Boers’s own models also utilise short-term indicators. But his prime concern is trying to test the stability of the AMOC’s current system. For example, he wants to find out just how sensitively its current reacts to short-term disturbances such as weather fluctuations that we can actually observe. “From a physical point of view, we can see that the stabilising forces become weaker when the system is put briefly out of balance”, he says. “This could be a serious indication that we are indeed approaching the AMOC’s tipping point”.
The last Ice Age didn’t lead to collapse
Modelling is just one way of trying to understand the AMOC. We can also get other, valuable clues by looking into the past. Palaeoclimatologists drill into the Earth and use their drill cores to try and find evidence of abrupt changes to the world’s water cycle. Over the course of the Earth’s history, the AMOC has also come to a standstill without any intervention from humans – such as 55 million years ago during the so-called Paleocene-Eocene thermal maximum, when temperatures rose abruptly. Instabilities in the AMOC also led to shifts in the climate during the last Ice Age. These included the so-called Dansgaard-Oeschger events that occurred between 15,000 and 120,000 years ago that are co-named after Hans Oeschger (1927–98), a physicist and climate pioneer from Bern.
In April 2023, Frerk Pöppelmeier and Thomas Stocker – both climate physicists at the University of Bern’s Oeschger Centre (named in honour of their predecessor) – published a study in Nature Geoscience on the processes that took place at the end of the most recent Ice Age, 15,000 years ago, when the ice sheets over northern Europe and North America began to melt. “That created a kind of freshwater lid in the North Atlantic”, says Pöppelmeier.

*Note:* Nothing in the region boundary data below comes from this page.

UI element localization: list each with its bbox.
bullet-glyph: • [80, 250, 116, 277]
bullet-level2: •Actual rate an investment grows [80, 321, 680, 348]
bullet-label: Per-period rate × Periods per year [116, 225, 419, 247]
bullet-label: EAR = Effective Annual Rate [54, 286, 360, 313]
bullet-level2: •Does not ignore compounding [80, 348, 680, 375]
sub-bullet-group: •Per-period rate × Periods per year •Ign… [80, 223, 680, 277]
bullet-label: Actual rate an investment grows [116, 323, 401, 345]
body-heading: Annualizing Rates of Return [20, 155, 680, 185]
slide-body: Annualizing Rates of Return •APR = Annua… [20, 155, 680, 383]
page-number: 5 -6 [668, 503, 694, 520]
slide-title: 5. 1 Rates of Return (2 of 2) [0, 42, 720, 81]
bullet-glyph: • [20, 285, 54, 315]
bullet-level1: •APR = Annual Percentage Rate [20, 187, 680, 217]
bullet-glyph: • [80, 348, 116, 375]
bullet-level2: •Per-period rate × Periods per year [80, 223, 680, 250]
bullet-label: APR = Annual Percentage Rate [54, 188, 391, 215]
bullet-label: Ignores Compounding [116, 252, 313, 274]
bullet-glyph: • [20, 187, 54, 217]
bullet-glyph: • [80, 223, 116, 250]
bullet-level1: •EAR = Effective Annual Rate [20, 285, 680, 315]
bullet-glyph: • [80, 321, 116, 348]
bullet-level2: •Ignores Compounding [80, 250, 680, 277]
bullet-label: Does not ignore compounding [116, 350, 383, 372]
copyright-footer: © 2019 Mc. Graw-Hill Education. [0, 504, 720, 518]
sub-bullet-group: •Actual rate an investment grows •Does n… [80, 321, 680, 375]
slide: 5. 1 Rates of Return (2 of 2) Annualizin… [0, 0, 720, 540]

Besides its lower density, this lid prevented the surface water from cooling sufficiently, which led to a weakening of the AMOC. But its circulation during the last Ice Age was in any case in a significantly different state from what it is today.
Pöppelmeier and Stocker have been analysing ice cores and sediment cores from the entire Atlantic region. Ocean current indicators suggest that less meltwater flowed into the North Atlantic at the beginning of the last Ice Age than was previously assumed. “Despite the rise in temperature back then, the AMOC didn’t collapse completely, but was only weakened”, says Pöppelmeier.
The circulation has lost stability
The models of past changes in the AMOC can help climate researchers to achieve a better understanding of today’s dynamics, allowing them to document the manmade impact of increased CO2 emissions while at the same time minimising the uncertainties of current models. It seems likely that the AMOC will continue to slow down over the 21st century. But it remains unclear whether it might indeed come to a standstill. According to Stocker, climate scientists still know too little about the tipping points to be able to make robust statements about how close we might already be to threshold values.
Boers is currently working on a study that takes such uncertainties into account. For him, however, one thing is quite clear: “The AMOC has lost stability in the last century, and the increase in man-made global warming means we are heading towards a possible tipping point. We’re playing with fire if we don’t reduce CO2 emissions to zero as quickly as we can”.